Stanford Shuts Down Its Atom Smasher
A radically new type of atom smasher that has been giving nightmares to its creators at Stanford University has been shut down temporarily so that major modifications can be completed.
The $115-million Stanford Linear Collider, designed to hurl electrons and positrons into each other at nearly the speed of light, will be out of service until at least the end of October, according to Michael Riordan, a physicist and spokesman for the collider project.
The collider is more than a year behind schedule because its unconventional design has proven more challenging than scientists had expected. It had been hoped that the collider--which uses a 2-mile-long linear accelerator that is 20 years old--would be able to produce subatomic particles at a fraction of the cost of colliders of conventional design by firing the particles into two opposing arcs and bringing them together at a collision point. But there have been many problems with the Stanford facility.
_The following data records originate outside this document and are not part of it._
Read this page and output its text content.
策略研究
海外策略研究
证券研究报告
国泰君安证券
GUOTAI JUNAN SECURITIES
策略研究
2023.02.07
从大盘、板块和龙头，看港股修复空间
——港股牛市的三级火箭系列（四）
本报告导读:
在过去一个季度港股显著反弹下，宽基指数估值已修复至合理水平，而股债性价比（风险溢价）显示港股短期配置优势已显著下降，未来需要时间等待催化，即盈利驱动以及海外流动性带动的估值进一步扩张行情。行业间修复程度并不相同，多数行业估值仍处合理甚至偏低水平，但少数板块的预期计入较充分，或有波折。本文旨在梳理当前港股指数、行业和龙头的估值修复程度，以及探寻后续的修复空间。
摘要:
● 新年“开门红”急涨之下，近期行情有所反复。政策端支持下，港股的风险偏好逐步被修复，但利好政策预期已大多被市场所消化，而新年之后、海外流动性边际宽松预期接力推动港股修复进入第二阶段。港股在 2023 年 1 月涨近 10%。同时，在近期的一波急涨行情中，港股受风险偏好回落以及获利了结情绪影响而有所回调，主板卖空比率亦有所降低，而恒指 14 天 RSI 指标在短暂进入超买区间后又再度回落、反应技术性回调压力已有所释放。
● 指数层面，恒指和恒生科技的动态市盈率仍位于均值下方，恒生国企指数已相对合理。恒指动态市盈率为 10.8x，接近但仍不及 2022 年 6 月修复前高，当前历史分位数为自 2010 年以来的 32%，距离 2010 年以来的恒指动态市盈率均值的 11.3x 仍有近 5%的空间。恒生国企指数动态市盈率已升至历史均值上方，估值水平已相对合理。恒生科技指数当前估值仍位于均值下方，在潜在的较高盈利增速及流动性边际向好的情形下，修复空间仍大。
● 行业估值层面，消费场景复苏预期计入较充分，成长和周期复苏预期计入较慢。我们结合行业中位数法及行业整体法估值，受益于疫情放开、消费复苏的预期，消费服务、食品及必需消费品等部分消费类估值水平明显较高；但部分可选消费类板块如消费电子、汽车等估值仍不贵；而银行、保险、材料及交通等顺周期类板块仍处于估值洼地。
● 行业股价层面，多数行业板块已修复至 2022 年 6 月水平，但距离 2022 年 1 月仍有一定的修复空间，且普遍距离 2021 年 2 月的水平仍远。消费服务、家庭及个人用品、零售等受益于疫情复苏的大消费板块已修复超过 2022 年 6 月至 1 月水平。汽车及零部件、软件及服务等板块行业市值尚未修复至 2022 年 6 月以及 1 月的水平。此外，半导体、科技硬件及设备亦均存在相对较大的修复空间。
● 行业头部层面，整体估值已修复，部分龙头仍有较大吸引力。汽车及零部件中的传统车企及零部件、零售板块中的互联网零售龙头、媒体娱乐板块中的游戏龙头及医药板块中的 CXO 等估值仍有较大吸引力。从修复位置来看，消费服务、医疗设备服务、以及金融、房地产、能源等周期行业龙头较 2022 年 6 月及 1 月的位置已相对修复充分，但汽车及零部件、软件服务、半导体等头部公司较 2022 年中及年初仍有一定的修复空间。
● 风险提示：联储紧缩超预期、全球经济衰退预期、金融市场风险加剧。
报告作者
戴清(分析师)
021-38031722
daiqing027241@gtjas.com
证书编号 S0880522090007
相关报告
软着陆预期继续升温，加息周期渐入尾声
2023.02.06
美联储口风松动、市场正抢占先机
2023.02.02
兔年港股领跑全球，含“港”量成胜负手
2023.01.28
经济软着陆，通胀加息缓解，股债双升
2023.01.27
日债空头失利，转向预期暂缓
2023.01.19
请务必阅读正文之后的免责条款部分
It now appears likely that a competing collider--built at about 10 times the cost of the Stanford facility and of a conventional, circular design--will beat Stanford to the punch when it starts operating near Geneva sometime next year. Both facilities are designed to produce “Z” particles, which are believed to be the bearers of the “weak” force that allows some elements to decay into other forms, a process that sometimes releases radioactivity.
Only a few dozen “Z” particles have been captured, all of them in Europe, and scientists at Stanford had hoped to produce tens of thousands by the time the new European facility comes on line. “Z” particles survive only momentarily in the debris of violent collisions of electrons, which are negatively charged, and positrons, which are positively charged.
After months of frustration, Stanford officials concluded earlier this summer that they would have to make major modifications in their collider if it is ever to work for long enough periods to produce the elusive particles in significant numbers.
Monday morning at 6 a.m., Nobel laureate Burton Richter, director of the Stanford Linear Accelerator Center, led a team down to the collider and officially shut it off.
“We’re shutting it down for repairs,” Riordan said. “What we are trying to do is make some of the improvements that are needed up and down the machine, and we can’t do that without shutting it down.” Riordan said that the modifications are expected to cost “in the millions of dollars.”
Scientists hope to increase the intensity of the beams of electrons and positrons, packing more particles into the beams that are to collide inside a giant detector where the event will be recorded, Riordan said. Unless the “packets” of electrons and positrons are tightly packed, the beams will pass through each other without any collisions.
As they have struggled over the last few months to make their machine work, scientists at Stanford have been bedeviled by subatomic particles called “muons” that are created when the beams brush against the sides of the pipe in which they travel. Muons clutter the background, making it far more difficult for physicists to separate the particles they are seeking from the junk that surrounds them.
To solve that problem, giant magnets weighing many tons will be placed inside the collider to deflect the muons away from the sensitive detectors that tell the story of the collisions.
“These are big, bulky, heavy devices,” Riordan said. “It will take time to move them in there.”
While the repairs are being made to the collider, the 2-mile-long race track through which the electrons and positrons are accelerated will continue operating in support of other experiments at the center. For the last two years, most other projects have been shelved while work proceeded on the collider.